The definition of development is one that has been contested by many economists, cultural theorists, politicians, and international organizations. Questions of “What is Development? How do we measure it? And how can we promote it internationally?” have long dominated discourse surrounding international development and have been answered in many different ways. Most notably, three major theories of internationally development have emerged over the course of history, with each building off each other. Modernization Theory, the idea that societies transition from pre-modern ones into modernized ones through similar processes, was a popular development ideology in the 1950s but eventually declined with the rise of Dependency Theory. Dependency Theory was theorized in direct response to the claims of Modernization Theory and suggested that development is driven by the flow of resources from undeveloped periphery states to industrialized core states, at the expense of the periphery. While neither Modernization Theory or Dependency have many modern day adherents, the ways in which the they came to prominence shows the way in which theories of development interact with one another and change over time.

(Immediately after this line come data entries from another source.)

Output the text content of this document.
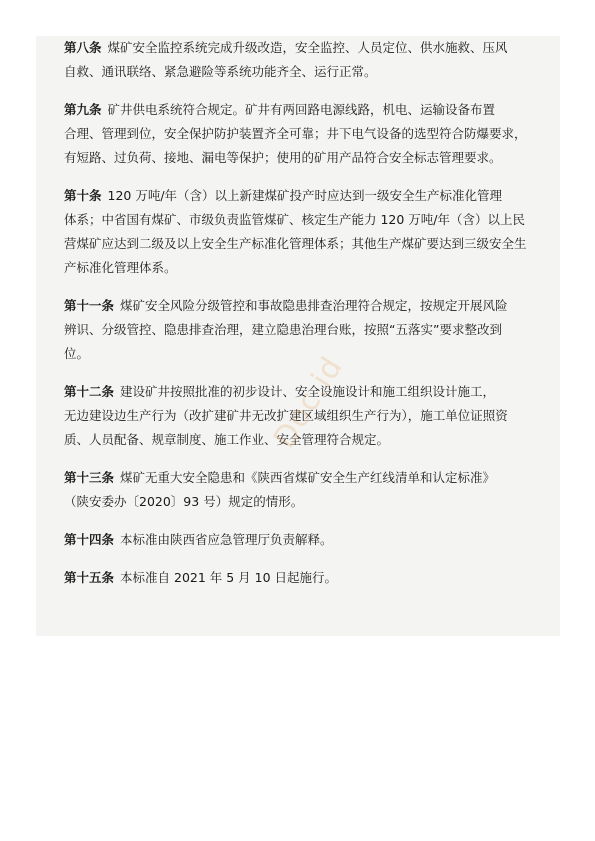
第八条 煤矿安全监控系统完成升级改造，安全监控、人员定位、供水施救、压风

自救、通讯联络、紧急避险等系统功能齐全、运行正常。

第九条 矿井供电系统符合规定。矿井有两回路电源线路，机电、运输设备布置

合理、管理到位，安全保护防护装置齐全可靠；井下电气设备的选型符合防爆要求，

有短路、过负荷、接地、漏电等保护；使用的矿用产品符合安全标志管理要求。

第十条 120 万吨/年（含）以上新建煤矿投产时应达到一级安全生产标准化管理

体系；中省国有煤矿、市级负责监管煤矿、核定生产能力 120 万吨/年（含）以上民

营煤矿应达到二级及以上安全生产标准化管理体系；其他生产煤矿要达到三级安全生

产标准化管理体系。

第十一条 煤矿安全风险分级管控和事故隐患排查治理符合规定，按规定开展风险

辨识、分级管控、隐患排查治理，建立隐患治理台账，按照“五落实”要求整改到

位。

第十二条 建设矿井按照批准的初步设计、安全设施设计和施工组织设计施工，

无边建设边生产行为（改扩建矿井无改扩建区域组织生产行为），施工单位证照资

质、人员配备、规章制度、施工作业、安全管理符合规定。

第十三条 煤矿无重大安全隐患和《陕西省煤矿安全生产红线清单和认定标准》

（陕安委办〔2020〕93 号）规定的情形。

第十四条 本标准由陕西省应急管理厅负责解释。

第十五条 本标准自 2021 年 5 月 10 日起施行。

Doc.id
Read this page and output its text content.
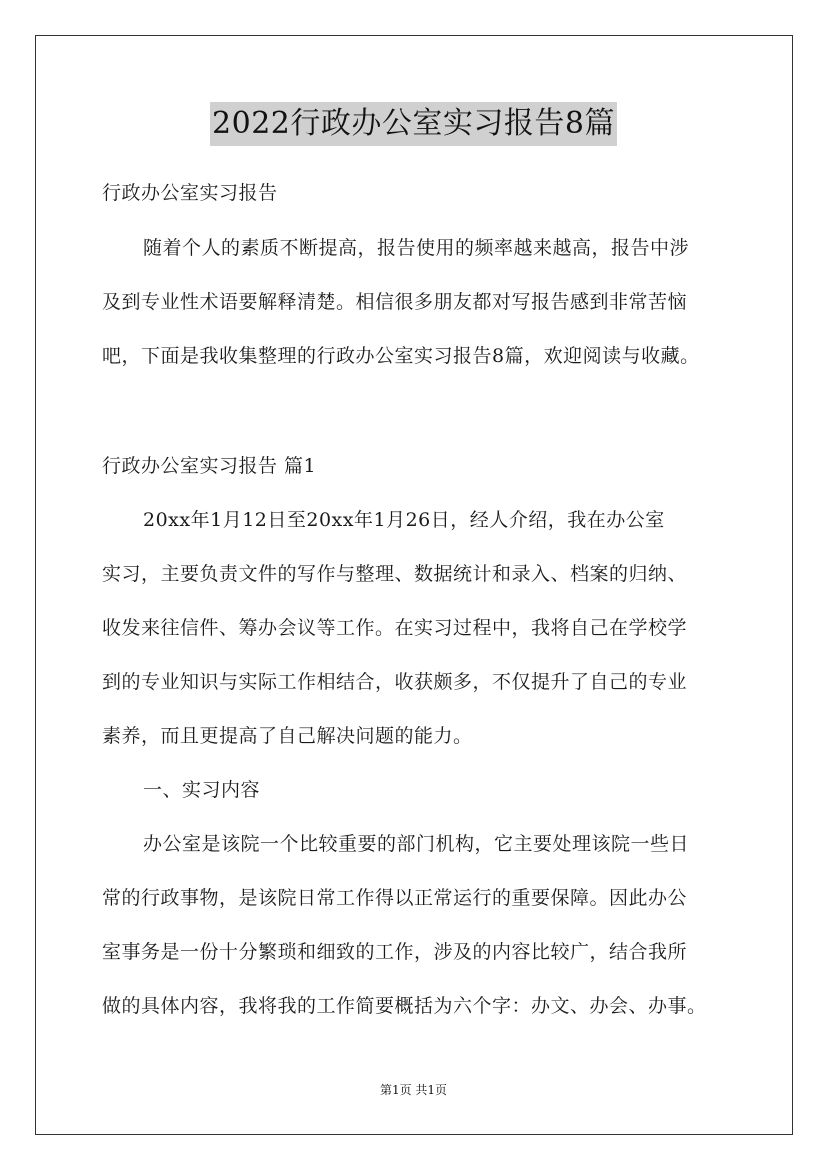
2022行政办公室实习报告8篇
行政办公室实习报告
随着个人的素质不断提高，报告使用的频率越来越高，报告中涉
及到专业性术语要解释清楚。相信很多朋友都对写报告感到非常苦恼
吧，下面是我收集整理的行政办公室实习报告8篇，欢迎阅读与收藏。
行政办公室实习报告 篇1
20xx年1月12日至20xx年1月26日，经人介绍，我在办公室
实习，主要负责文件的写作与整理、数据统计和录入、档案的归纳、
收发来往信件、筹办会议等工作。在实习过程中，我将自己在学校学
到的专业知识与实际工作相结合，收获颇多，不仅提升了自己的专业
素养，而且更提高了自己解决问题的能力。
一、实习内容
办公室是该院一个比较重要的部门机构，它主要处理该院一些日
常的行政事物，是该院日常工作得以正常运行的重要保障。因此办公
室事务是一份十分繁琐和细致的工作，涉及的内容比较广，结合我所
做的具体内容，我将我的工作简要概括为六个字：办文、办会、办事。
第1页 共1页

One of the more significant contributions to international development discourse in recent history is that of economist Amartya Sen. For Sen, traditional measures of development that solely focus on economic production and growth cannot fully measure the living conditions and general well being of a nation’s people. In Development as Freedom, Sen outlines his “capabilities” approach to development in which human well being is best measured by assessing standard of living and access to individual freedoms like healthcare and education. Stemming from his conception of development, the United Nations Development Program (UNDP) adopted the Human Development Index (HDI). The index incorporates Sen’s ideas of measuring well being by compiling indicators like life expectancy, expected years of schooling, and Gross National Income (GNI) into a single measurement.
In my opinion, Sen’s contributions to the way in which development is understood globally are incredibly valuable, especially in encouraging a more nuanced understanding of development that promotes sustainability and inclusion. In a world of incredible economic affluence, as well as immense poverty and inequality, it is easy to get trapped in the “GDP ideology” conception of development. But, to fully understand where societies need to improve, an understanding of development in terms of ability of all people within a nation to live a healthy, prosperous, and free life is essential. By adopting Amartya Sen’s understanding of Development as Freedom, the international community can work towards an inclusive, sustainable world that is not inherently biased towards Western conceptions of development.